As the UN continues to negotiate a Binding Treaty on Business & Human Rights, access to justice for victims of corporate human rights abuses must be a top priority. In a new advocacy paper, FIDH and three NGOs provide recommendations for Treaty provisions to address or mitigate obstacles to effective justice.

24 July 2023. The Comisión Colombiana de Juristas (CCJ), the European Center for Constitutional and Human Rights (ECCHR), the International Commission of Jurists (ICJ) and the International Federation for Human Rights (FIDH) have published today a new advocacy paper calling for practical provisions for access to justice in the draft UN Binding Treaty on Business & Human Rights.

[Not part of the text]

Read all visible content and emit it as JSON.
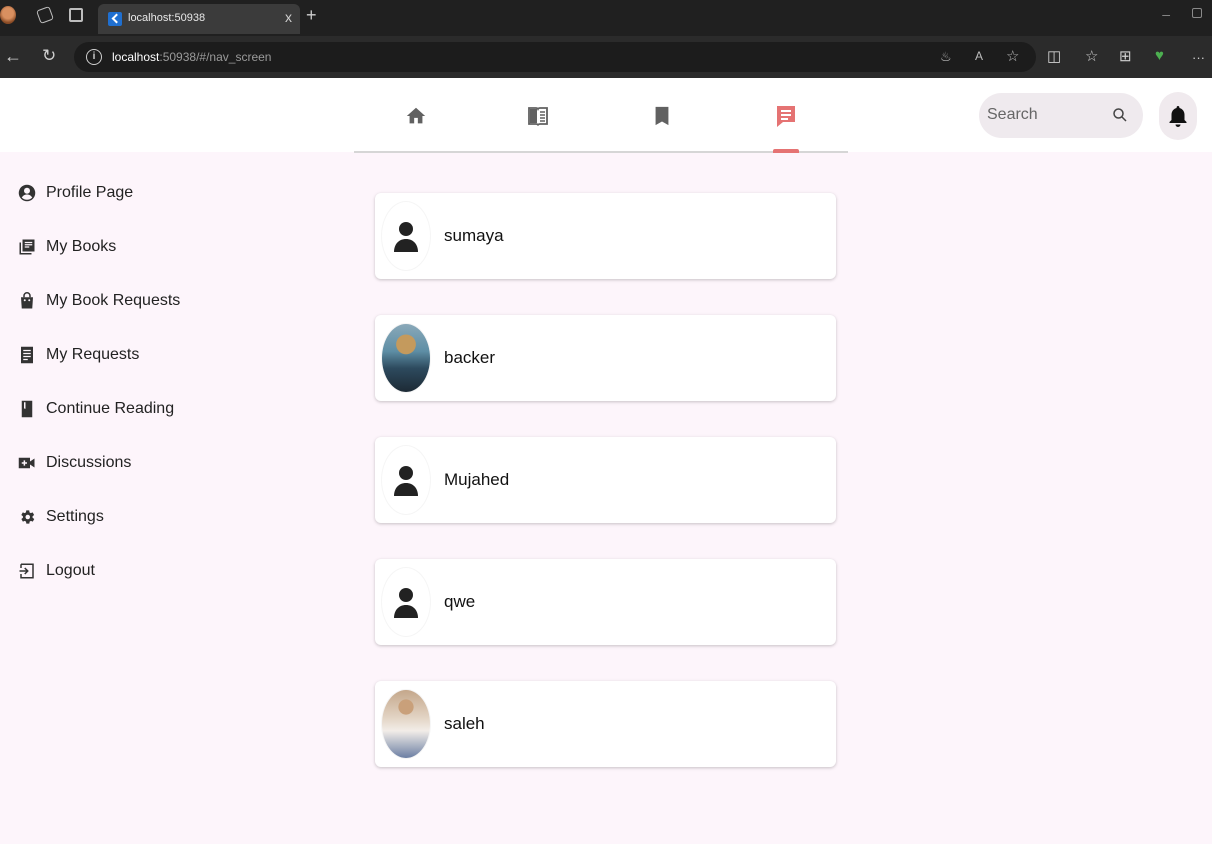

Since 2014, a UN Intergovernmental Working Group has been mandated to elaborate an international legally binding instrument to regulate the activities of transnational corporations and other business enterprises. This Binding Treaty aims to complement and go beyond the existing soft law standards such as the UN Guiding Principles on Business and Human Rights. While these non-binding guidelines have helped make some progress, they have not been able to eliminate major gaps in the protection of human rights from corporate human rights abuses.

In Overcoming Barriers to Access to Justice for Corporate Human Rights Abuses, FIDH, ICJ, ECCHR and CCJ offer an overview of the different obstacles to accessing justice and remedy. Individuals and communities who have seen their rights violated by transnational corporations continue to face an unfair burden of proof, high financial costs and limited access to information that could support their claims. The new paper presents recommendations to address these issues through specific drafting language for the Treaty, alongside examples of international, regional and national good practices and laws that could guide the way forward.

A few months before the ninth session of negotiations on the Treaty begins in Geneva, it is crucial that states shaping the text make access to justice for victims their central concern.